Poços de Caldas ganha Núcleo de Mulheres Cientistas

 


A presença das mulheres na ciência é uma realidade nas universidades brasileiras. Ainda assim, é necessário discutir a desigualdade de gênero nesse segmento e ampliar ações de incentivo e fortalecimento da atuação feminina na pesquisa científica. Em fevereiro, a luta das mulheres cientistas ganhou reforço no Sul de Minas com a criação do Núcleo 500 Mulheres Cientistas de Poços de Caldas por pesquisadoras da UNIFAL-MG, do IFSuldeminas, PUC, UNIFAE e outras instituições da cidade.

Conforme explicou Renata Piacentini Rodriguez, professora da UNIFAL-MG campus Poços de Caldas e coordenadora do Núcleo, a iniciativa é importante para mostrar a atuação das mulheres na pesquisa científica e para ampliar a discussão dos problemas com a desigualdade de gênero na ciência, como o desestímulo à permanência de mulheres nas ciências e a falta de políticas voltadas às mulheres cientistas. “Os Núcleos se tornam importantes ferramentas locais de divulgação científica, estímulo às carreiras científicas e contribuem na diminuição da desigualdade de gênero dentro da ciência. Essas ações aumentam a diversidade dentro da área científica e auxiliam na construção de espaços mais criativos e mais motivados”, destacou a coordenadora.

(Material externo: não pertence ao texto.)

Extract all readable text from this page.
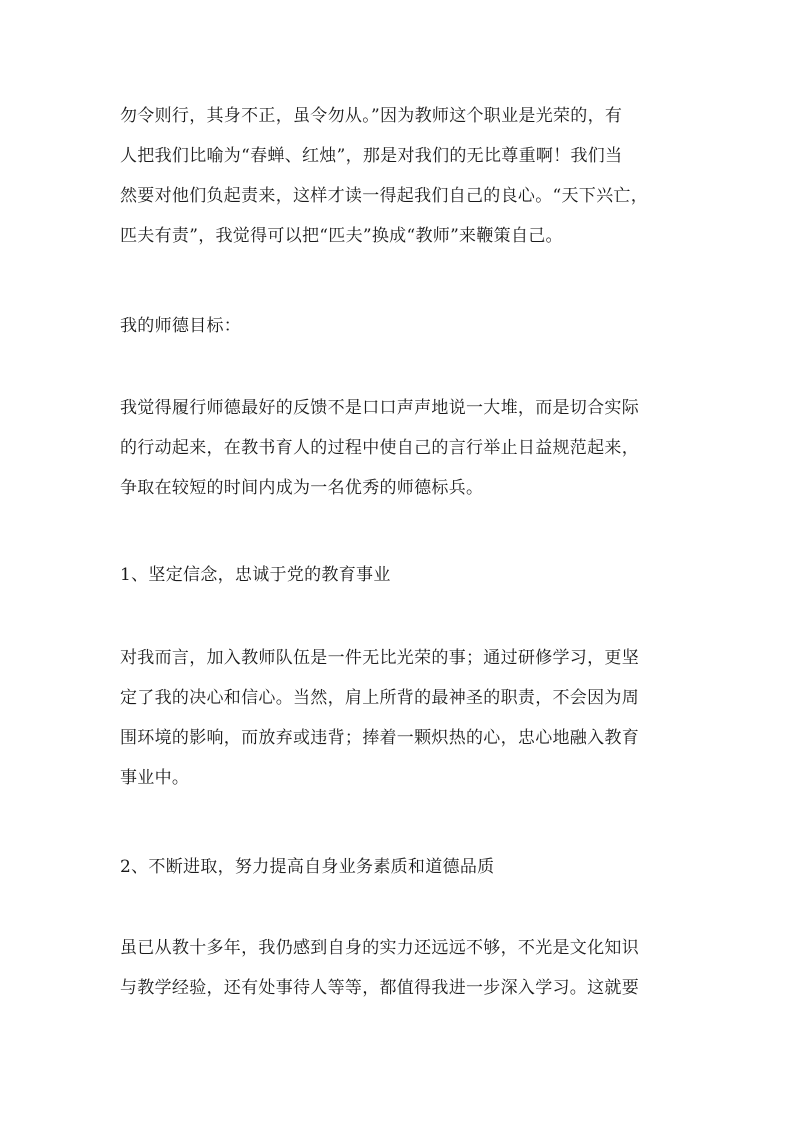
勿令则行，其身不正，虽令勿从。”因为教师这个职业是光荣的，有
人把我们比喻为“春蝉、红烛”，那是对我们的无比尊重啊！我们当
然要对他们负起责来，这样才读一得起我们自己的良心。“天下兴亡，
匹夫有责”，我觉得可以把“匹夫”换成“教师”来鞭策自己。
我的师德目标：
我觉得履行师德最好的反馈不是口口声声地说一大堆，而是切合实际
的行动起来，在教书育人的过程中使自己的言行举止日益规范起来，
争取在较短的时间内成为一名优秀的师德标兵。
1、坚定信念，忠诚于党的教育事业
对我而言，加入教师队伍是一件无比光荣的事；通过研修学习，更坚
定了我的决心和信心。当然，肩上所背的最神圣的职责，不会因为周
围环境的影响，而放弃或违背；捧着一颗炽热的心，忠心地融入教育
事业中。
2、不断进取，努力提高自身业务素质和道德品质
虽已从教十多年，我仍感到自身的实力还远远不够，不光是文化知识
与教学经验，还有处事待人等等，都值得我进一步深入学习。这就要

A organização 500 Women Scientists foi criada nos Estados Unidos, em 2016, para promover mudanças efetivas por meio da ação de grupos locais, com o objetivo de construir raízes nas comunidades a partir de fortes relações interpessoais. A missão institucional do grupo é “servir a sociedade tornando a ciência aberta, inclusiva e acessível” e, entre os valores, destacam que a ciência atinge a vida de todas as pessoas neste planeta.

De acordo com Renata Rodriguez, as professoras, as pesquisadoras, as estudantes e todas as mulheres de Poços de Caldas, com atividades ligadas à ciência, podem integrar o Núcleo. As reuniões serão mensais e o foco será no desenvolvimento de projetos e ações de promoção da maior igualdade de gênero na ciência, incentivo às meninas para que atuem nas áreas científicas, divulgação científica e proposição de mudanças nos processos de contratação de pesquisadoras e de seleção de estudantes para ingresso em cursos de graduação e pós-graduação, contemplando aspectos inerentes à carreira da mulher, como o período de licença maternidade.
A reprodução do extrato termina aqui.